Happy Returns promotes a strong security philosophy across the company and has procedures, policies and practices in place designed to support Happy Returns in managing technology and information security risks and identifying, protecting, detecting, responding to and recovering from information security threats.
6. Data Minimization.
Our policies require technical controls that data elements collected and generated are those which are adequate, relevant, and limited to what is necessary in relation to the purposes for which they are processed. Happy Returns’ privacy impact assessment processes ensure compliance with these policies.

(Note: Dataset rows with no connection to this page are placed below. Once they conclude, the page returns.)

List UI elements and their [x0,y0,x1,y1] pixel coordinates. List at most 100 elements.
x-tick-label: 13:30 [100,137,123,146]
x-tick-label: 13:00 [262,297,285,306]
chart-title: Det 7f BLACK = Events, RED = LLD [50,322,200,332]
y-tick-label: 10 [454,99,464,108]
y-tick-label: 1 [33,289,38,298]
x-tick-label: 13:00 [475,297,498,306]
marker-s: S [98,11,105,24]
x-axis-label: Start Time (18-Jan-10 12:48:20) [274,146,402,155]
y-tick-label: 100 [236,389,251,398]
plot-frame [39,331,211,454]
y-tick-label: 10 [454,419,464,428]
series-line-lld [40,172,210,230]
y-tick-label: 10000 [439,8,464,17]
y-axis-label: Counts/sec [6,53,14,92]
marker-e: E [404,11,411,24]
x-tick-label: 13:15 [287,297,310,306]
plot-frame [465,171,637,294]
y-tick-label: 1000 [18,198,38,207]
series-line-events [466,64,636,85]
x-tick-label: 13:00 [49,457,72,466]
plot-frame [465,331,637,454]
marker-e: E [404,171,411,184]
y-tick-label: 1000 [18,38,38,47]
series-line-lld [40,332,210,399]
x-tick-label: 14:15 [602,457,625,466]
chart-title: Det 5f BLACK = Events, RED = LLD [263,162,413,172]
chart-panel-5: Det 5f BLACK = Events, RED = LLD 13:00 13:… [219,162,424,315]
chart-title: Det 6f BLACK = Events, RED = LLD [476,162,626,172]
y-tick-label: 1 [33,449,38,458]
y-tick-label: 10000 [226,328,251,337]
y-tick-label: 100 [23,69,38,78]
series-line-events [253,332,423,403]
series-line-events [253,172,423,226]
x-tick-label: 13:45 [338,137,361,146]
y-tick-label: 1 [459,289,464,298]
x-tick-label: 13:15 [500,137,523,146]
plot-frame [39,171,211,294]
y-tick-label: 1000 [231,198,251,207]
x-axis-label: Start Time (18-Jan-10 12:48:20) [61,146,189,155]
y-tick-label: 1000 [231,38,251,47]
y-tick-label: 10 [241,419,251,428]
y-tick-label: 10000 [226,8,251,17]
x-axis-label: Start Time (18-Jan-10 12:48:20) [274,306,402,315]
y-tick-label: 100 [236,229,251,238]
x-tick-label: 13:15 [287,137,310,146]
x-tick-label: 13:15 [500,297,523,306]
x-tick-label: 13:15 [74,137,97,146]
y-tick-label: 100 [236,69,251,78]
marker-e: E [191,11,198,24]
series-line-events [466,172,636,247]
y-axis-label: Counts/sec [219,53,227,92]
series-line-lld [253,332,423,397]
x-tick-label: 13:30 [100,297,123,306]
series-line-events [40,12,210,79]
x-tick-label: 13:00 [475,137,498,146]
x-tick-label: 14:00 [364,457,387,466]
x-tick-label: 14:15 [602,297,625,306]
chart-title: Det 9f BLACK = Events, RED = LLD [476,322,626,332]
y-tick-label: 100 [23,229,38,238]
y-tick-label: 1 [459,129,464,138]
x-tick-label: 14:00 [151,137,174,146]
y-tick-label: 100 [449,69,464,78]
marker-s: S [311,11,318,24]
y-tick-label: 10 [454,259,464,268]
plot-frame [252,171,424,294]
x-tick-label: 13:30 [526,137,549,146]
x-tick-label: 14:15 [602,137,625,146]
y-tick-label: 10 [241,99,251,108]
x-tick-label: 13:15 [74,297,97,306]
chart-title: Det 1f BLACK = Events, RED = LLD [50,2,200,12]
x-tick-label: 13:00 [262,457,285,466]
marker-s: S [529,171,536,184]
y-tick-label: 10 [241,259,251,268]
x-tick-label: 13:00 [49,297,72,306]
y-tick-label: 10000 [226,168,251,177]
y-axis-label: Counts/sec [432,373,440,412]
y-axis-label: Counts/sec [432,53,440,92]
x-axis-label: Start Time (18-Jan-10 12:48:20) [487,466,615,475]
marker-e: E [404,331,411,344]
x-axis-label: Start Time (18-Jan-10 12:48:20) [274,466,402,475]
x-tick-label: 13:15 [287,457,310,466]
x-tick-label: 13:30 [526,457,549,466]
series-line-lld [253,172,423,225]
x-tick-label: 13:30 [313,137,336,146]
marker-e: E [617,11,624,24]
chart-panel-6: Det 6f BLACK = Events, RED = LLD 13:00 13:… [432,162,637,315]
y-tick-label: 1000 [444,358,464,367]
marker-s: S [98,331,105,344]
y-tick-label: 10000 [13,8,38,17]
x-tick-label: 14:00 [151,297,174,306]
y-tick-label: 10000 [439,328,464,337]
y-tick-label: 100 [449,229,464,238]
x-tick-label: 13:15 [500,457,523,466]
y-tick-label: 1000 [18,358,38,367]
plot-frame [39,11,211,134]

7. Data Quality and Retention.
Happy Return’s monitors data quality, issues and remediations, as necessary, and upon expiration of applicable retention periods, data and information is disposed, deleted, or destroyed.
8. Accountability.
Happy Returns engages in data privacy and security practices that are aligned to industry standards and designed to engage stakeholder collaboration and partnership in awareness and compliance with company policies and controls. Happy Returns complies with accountability obligations of applicable Data Protection Laws.
9. Data Subject Rights.
Happy Returns ensures data subject rights are fulfilled, including access, correction and erasure, as applicable, except where Happy Returns has a legal, regulatory obligation or other legitimate business purpose for which such request cannot be completed.
10. Processors.
Happy Returns contractually requires its service providers, processors, and their subprocessors to put in place comprehensive data security and privacy standards throughout the processing chain.